Hermann Rossmann: Klas der Fisch
Rembrandt-Verlag. Berlin-Zehlendorf 1927
Antiquarisch erhältlich
Mal wieder ein Buch, das offensichtlich durch alle Raster gerutscht ist. Gegenwärtig scheinen weder die Phantastik-Forschung noch sonstige literarische Kanäle Roman und Autor auf dem Schirm zu haben. Dabei ist der Titel (neben weiteren) auf dem Antiquariatsmarkt verfügbar und auch sein Verfasser hat hie und da Spuren hinterlassen (dazu am Ende dieses Beitrags mehr).
Zum Inhalt
Bei der Titelfigur Klas handelt es sich um ein amphibisches Mischwesen. In seiner menschlichen Existenz verdingt sich Klas als Fischer – die Nähe zum Meer ist damit gegeben. Doch aufgrund seiner Fähigkeit, sich wie ein Fisch mühelos im und unter Wasser bewegen zu können, wird Klas von verschiedenen Wasserlebewesen als ebenbürtiger Partner und Freund anerkannt. So tummelt er sich mit Robben, geht mit einem Bären in einem Fjord auf die Jagd nach Lachsen und wird schließlich von einer eifersüchtigen Tigerhai-Dame nicht mehr aus den Augen gelassen. Dabei ist der Konflikt vorprogrammiert – denn Klas interessiert sich durchaus noch für menschliche Frauen …
Der kurze Roman beginnt damit, dass Klas mitbekommt, wie ihn sein eigenes Weib Gritta mit einem Fischerkollegen hintergeht. Es ist dabei die Frage, ob er zu dem Zeitpunkt überhaupt noch lebt oder sich ihm diese und die darauffolgenden Episoden als Visionen des Todes offenbaren. Denn gleich zu Anfang gerät er in einen fürchterlichen Sturm, der ihn über Bord seines Fischkutters wirft:
Zitat„Ich wälze mich rücklings in einem Wellental auf einer treibenden Masse bleicher Fischleiber, sehe vor mir mein rotes Segel als blutiges Fanal aufflackern … sinke, schlucke bitteres Wasser, ringe mich empor und schnappe nach Luft: Gritta, – ich komme.“
Diese Fragestellung hat der Autor interessant gelöst. Denn nach jedem Kapitel wird eine Seite mit einer kurzen, alternativen Lesart eingeschaltet, die die vorangegangenen Vorgänge wiederholt – aber eben immer mit einem Fragezeichen versehen (ein Beispiel für eine solche Seite habe ich als Bilddatei hinzugefügt).
Fazit
Ein erstaunliches Jugendwerk und ein Hymnus an die Meere dieser Welt, – die Klas erschwimmt, durchtaucht und buchstäblich erlebt, vom Polarmeer bis hin zu den Gewässern südlicher Gefilde. Hermann Rossmann bindet seinen Klas in einen ewigen Kreislauf aus Werden und Vergehen ein, in dem das Bewusstsein um Zeiten und Räume verständlicherweise keine Rolle spielen. Handelte es sich nicht explizit um den Lebensraum Meer, könnte man sich den Protagonisten auch als unermüdlichen kosmischen Wanderer denken …

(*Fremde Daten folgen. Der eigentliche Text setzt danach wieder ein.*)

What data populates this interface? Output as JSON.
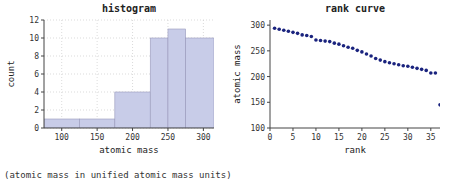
{
  "chart_data": [
    {
      "type": "histogram",
      "title": "histogram",
      "x_label": "atomic mass",
      "y_label": "count",
      "bins": [
        75,
        125,
        175,
        225,
        250,
        275,
        315
      ],
      "values": [
        1,
        1,
        4,
        10,
        11,
        10
      ],
      "color": "#c8cce8",
      "xlim": [
        75,
        315
      ],
      "ylim": [
        0,
        12
      ],
      "xticks": [
        100,
        150,
        200,
        250,
        300
      ],
      "yticks": [
        0,
        2,
        4,
        6,
        8,
        10,
        12
      ],
      "grid": true
    },
    {
      "type": "scatter",
      "title": "rank curve",
      "x_label": "rank",
      "y_label": "atomic mass",
      "x": [
        1,
        2,
        3,
        4,
        5,
        6,
        7,
        8,
        9,
        10,
        11,
        12,
        13,
        14,
        15,
        16,
        17,
        18,
        19,
        20,
        21,
        22,
        23,
        24,
        25,
        26,
        27,
        28,
        29,
        30,
        31,
        32,
        33,
        34,
        35,
        36,
        37
      ],
      "values": [
        294,
        292,
        290,
        288,
        286,
        284,
        281,
        280,
        278,
        271,
        270,
        269,
        268,
        265,
        263,
        260,
        257,
        255,
        251,
        248,
        244,
        240,
        235,
        232,
        229,
        227,
        225,
        223,
        221,
        220,
        218,
        216,
        214,
        212,
        207,
        207,
        145
      ],
      "color": "#1a237e",
      "marker": "dot",
      "xlim": [
        0,
        37
      ],
      "ylim": [
        100,
        310
      ],
      "xticks": [
        0,
        5,
        10,
        15,
        20,
        25,
        30,
        35
      ],
      "yticks": [
        100,
        150,
        200,
        250,
        300
      ],
      "grid": false
    }
  ],
  "caption": "(atomic mass in unified atomic mass units)"
}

Wer sich für maritime Lesestoffe begeistert und bereit ist, sich auf die experimentelle Machart des Buches einzulassen, sollte einen Versuch wagen. „Klas der Fisch“ ist mehrfach aufgelegt worden und antiquarisch problemlos erhältlich.
Zum Autor
Wenig genug ist (auf die Schnelle) über Hermann Rossmann herauszufinden. Ich habe mein spärliches Wissen aus dem „Deutschen Literatur Lexikon“ (Wilhelm Kosch) sowie dem „Internationalen biografischen Archiv“ (via „Munzinger online“).
Geboren 15.2.1902 in Berlin, gestorben an unbekanntem Ort, entweder 1983 oder 1985. Studierte in Berlin u. Marburg (Theologie, Philosophie). Tätig als Kaufmann. Nachweisbar in Wörgl/Tirol und Crailsheim/Württemberg. Literarisches Schaffen als Erzähler und Dramatiker, trat auch als Filmproduzent in Erscheinung.